El puente de la Atlixcáyotl, desde donde la joven venezolana Yusvely decidió quitarse la vida, se llena ahora de veladoras y flores blancas que las personas colocan en señal de respeto por su trágico final.
En las últimas horas, varios poblanos han llegado al lugar, ubicado frente al Complejo Cultural Siglo XXI (CIS), para dejar ofrendas en su memoria. La historia de Yusvely ha generado un fuerte impacto en redes sociales y medios de comunicación, provocando reflexiones sobre su trágico desenlace.

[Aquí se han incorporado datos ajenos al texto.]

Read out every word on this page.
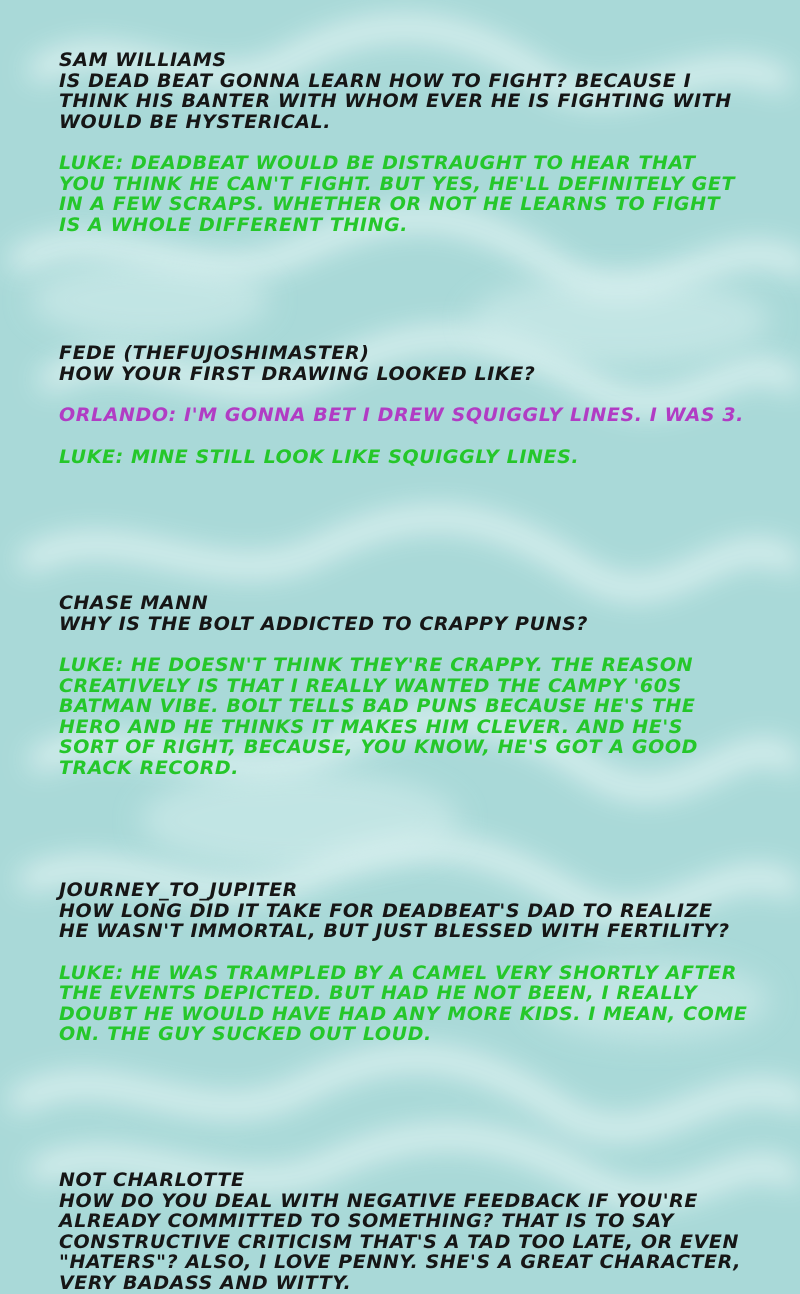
SAM WILLIAMS
IS DEAD BEAT GONNA LEARN HOW TO FIGHT? BECAUSE I THINK HIS BANTER WITH WHOM EVER HE IS FIGHTING WITH WOULD BE HYSTERICAL.
LUKE: DEADBEAT WOULD BE DISTRAUGHT TO HEAR THAT YOU THINK HE CAN'T FIGHT. BUT YES, HE'LL DEFINITELY GET IN A FEW SCRAPS. WHETHER OR NOT HE LEARNS TO FIGHT IS A WHOLE DIFFERENT THING.
FEDE (THEFUJOSHIMASTER)
HOW YOUR FIRST DRAWING LOOKED LIKE?
ORLANDO: I'M GONNA BET I DREW SQUIGGLY LINES. I WAS 3.
LUKE: MINE STILL LOOK LIKE SQUIGGLY LINES.
CHASE MANN
WHY IS THE BOLT ADDICTED TO CRAPPY PUNS?
LUKE: HE DOESN'T THINK THEY'RE CRAPPY. THE REASON CREATIVELY IS THAT I REALLY WANTED THE CAMPY '60S BATMAN VIBE. BOLT TELLS BAD PUNS BECAUSE HE'S THE HERO AND HE THINKS IT MAKES HIM CLEVER. AND HE'S SORT OF RIGHT, BECAUSE, YOU KNOW, HE'S GOT A GOOD TRACK RECORD.
JOURNEY_TO_JUPITER
HOW LONG DID IT TAKE FOR DEADBEAT'S DAD TO REALIZE HE WASN'T IMMORTAL, BUT JUST BLESSED WITH FERTILITY?
LUKE: HE WAS TRAMPLED BY A CAMEL VERY SHORTLY AFTER THE EVENTS DEPICTED. BUT HAD HE NOT BEEN, I REALLY DOUBT HE WOULD HAVE HAD ANY MORE KIDS. I MEAN, COME ON. THE GUY SUCKED OUT LOUD.
NOT CHARLOTTE
HOW DO YOU DEAL WITH NEGATIVE FEEDBACK IF YOU'RE ALREADY COMMITTED TO SOMETHING? THAT IS TO SAY CONSTRUCTIVE CRITICISM THAT'S A TAD TOO LATE, OR EVEN "HATERS"? ALSO, I LOVE PENNY. SHE'S A GREAT CHARACTER, VERY BADASS AND WITTY.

El sitio donde Yusvely dejó su boina, sus zapatillas, el maquillaje, su bolso y los audífonos ahora funciona como un homenaje improvisado. Velas prendidas y flores acompañan la tristeza colectiva por su partida, mientras la gente se acerca para recordarla con cariño.
Quienes visitan el lugar invitan a más personas a sumarse: una flor, una vela o unas palabras bastan para mantener viva la memoria de Yusvely. Su historia sacudió al país no solo por la forma en que decidió terminar con su vida, sino también por la carta que publicó en redes sociales antes de despedirse. En sus palabras dejó ver el dolor que cargó desde niña: abandono familiar y un presunto abuso sexual.
Debajo del puente, este pequeño altar se convirtió en un espacio para pensar en la salud mental, la empatía y la urgencia de escuchar cuando alguien sufre en silencio.